We meet the director of the Geneva Cities Hub (GCH), the brand new platform dedicated “to bring forward the urban dimension in International Geneva”. Still fine-tuning her strategy, Daria Cibrario tells us all about the importance of cities and her vision for Geneva.
Geneva Solutions – Why Geneva?
Daria Cibrario – The Swiss authorities are aware of the importance that the urban dimension plays in current global challenges. This is why the City and the Canton of Geneva have created the GCH with the support of the Swiss Confederation. Hosting 177 states represented by permanent missions, 38 international and 420 civil society organizations, Geneva represents a unique venue for dialogue, exchange and global policymaking. Besides, the President of the GCH is the Mayor of Geneva, Mr. Sami Kanaan, who is also Vice-President of the Union des villes suisses (UVS). Geneva has long been an active player in the international municipal community of city networks, as a member of United Cities and Local Governments (UCLG), the largest and world’s most representative municipal network, and of the Association international des maires francophones (AIMF).
What is your vision for the GCH in international Geneva?
Until recently, in my own experience, there was no dedicated, structured space or regular opportunity for gathering and bringing together international organizations’ practitioners and urban actors in International Geneva. It was not straightforward to meet peers from other organizations, local government and city network representatives here. While several International Geneva organizations already involve cities and their international networks in parts of their work, this expertise tends to be dispersed and is not especially visible or accessible to outsiders. Few major events bring international municipal community actors to Geneva. A notable exception is UNECE, which since 2018 has organized public events involving urban actors around SDG 11 and recently held its first Forum of Mayors in Geneva, in cooperation with UN Habitat and the GCH.
The multiple global crises the world is experiencing – Covid, but also climate change and disasters, the global housing crisis, and mass unemployment – have brought to the forefront the critical role cities and local governments play daily as first emergency responders, public service providers, and as essential actors together with national governments and global institutions. The creation of the GCH is therefore particularly timely and purposeful.
What role do cities play in tackling the global challenges of our time?
As the global trend towards urbanization continues worldwide, local governments are playing an increasingly strategic role, developing effective and innovative ways to solve global challenges in their territories, often in association with their communities. They are frequently advanced in the implementation of SDGs, which must all necessarily be “localized”, meaning implemented at the local level. Many of these solutions such as those local authorities shared during the Forum of Mayors 2020 – adapting local public service delivery, shifting around municipal budgets, building emergency shelters, supporting vulnerable groups, becoming “carbon positive” or fostering participatory democracy to enhance local preparedness to future crises - represent a wealth of experience that can increase global policy effectiveness and facilitate local implementation.
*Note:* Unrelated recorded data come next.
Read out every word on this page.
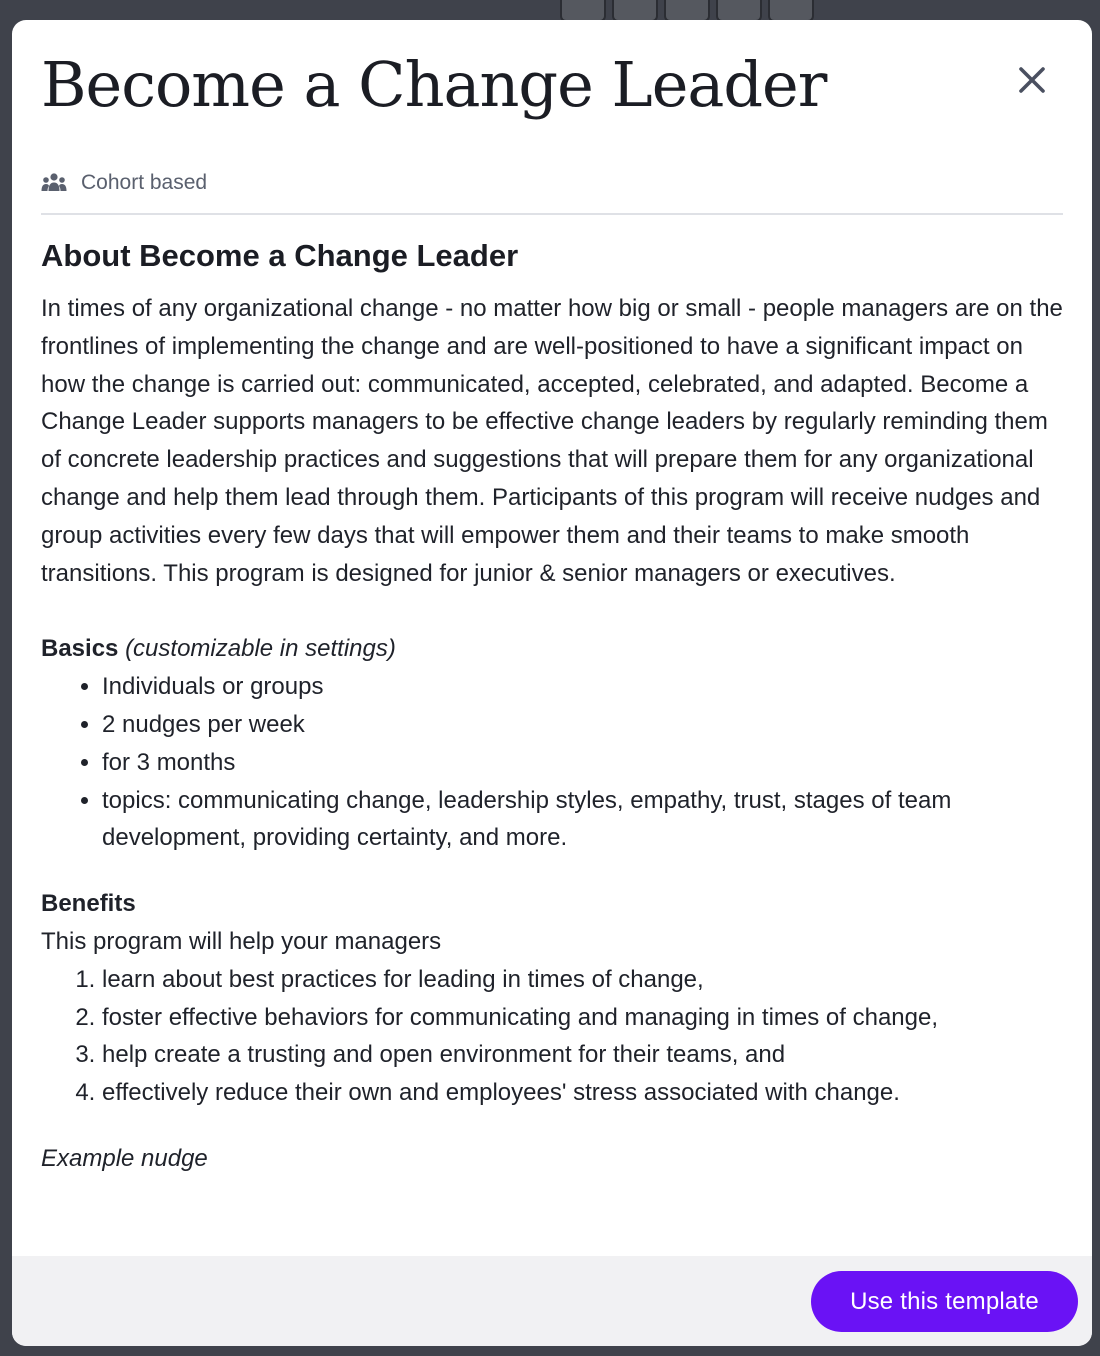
Become a Change Leader
Cohort based
About Become a Change Leader

In times of any organizational change - no matter how big or small - people managers are on the frontlines of implementing the change and are well-positioned to have a significant impact on how the change is carried out: communicated, accepted, celebrated, and adapted. Become a Change Leader supports managers to be effective change leaders by regularly reminding them of concrete leadership practices and suggestions that will prepare them for any organizational change and help them lead through them. Participants of this program will receive nudges and group activities every few days that will empower them and their teams to make smooth transitions. This program is designed for junior & senior managers or executives.

Basics (customizable in settings)
• Individuals or groups
• 2 nudges per week
• for 3 months
• topics: communicating change, leadership styles, empathy, trust, stages of team development, providing certainty, and more.
Benefits
This program will help your managers
1. learn about best practices for leading in times of change,
2. foster effective behaviors for communicating and managing in times of change,
3. help create a trusting and open environment for their teams, and
4. effectively reduce their own and employees' stress associated with change.
Example nudge
Use this template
Cities are living, non-monolithic ecosystems. When all urban actors – local authorities and community stakeholders - are meaningfully engaged, have adequate resources to function and work together towards a common goal, then they can collectively harness a truly transformative power. It is therefore not surprising that the preliminary results emerged from the global consultation launched by the UN in January 2020 on the occasion of its 75th Anniversary indicate that the UN should be more inclusive of cities, local governments and their communities among the top ten findings.
How can local and International Geneva be brought together?
Because of its focus on city issues, the GCH has a natural opportunity to build thematic synergies and linkages with the urban community in which International Geneva is embedded. Geneva is one of the world’s most affluent cities: it is not a representative sample of the average city of its size. However, “local” Geneva also happens to be an active center for participatory initiatives on cutting edge urban issues that resonate with global debates. For instance, Les Rencontres du développement, the Explore and Alternatiba festivals provide spaces for dialogue and consultation with inhabitants over themes such as sustainable transport, access to housing, smart cities, climate change, social inclusion, local food systems, sustainable livelihoods and consumption... These same themes are among those that cities, local authorities and communities have in their international agenda. So while the primary focus of the GCH remains International Geneva and the international municipal community, it will seize opportunities to work with “local” Geneva and with Swiss cities too, which are increasingly playing a proactive role in international city relations. As an example, the City of Bern will host next year the 2021 Global Forum on Modern Direct Democracy (GFMDD), the largest gathering devoted to direct democracy worldwide.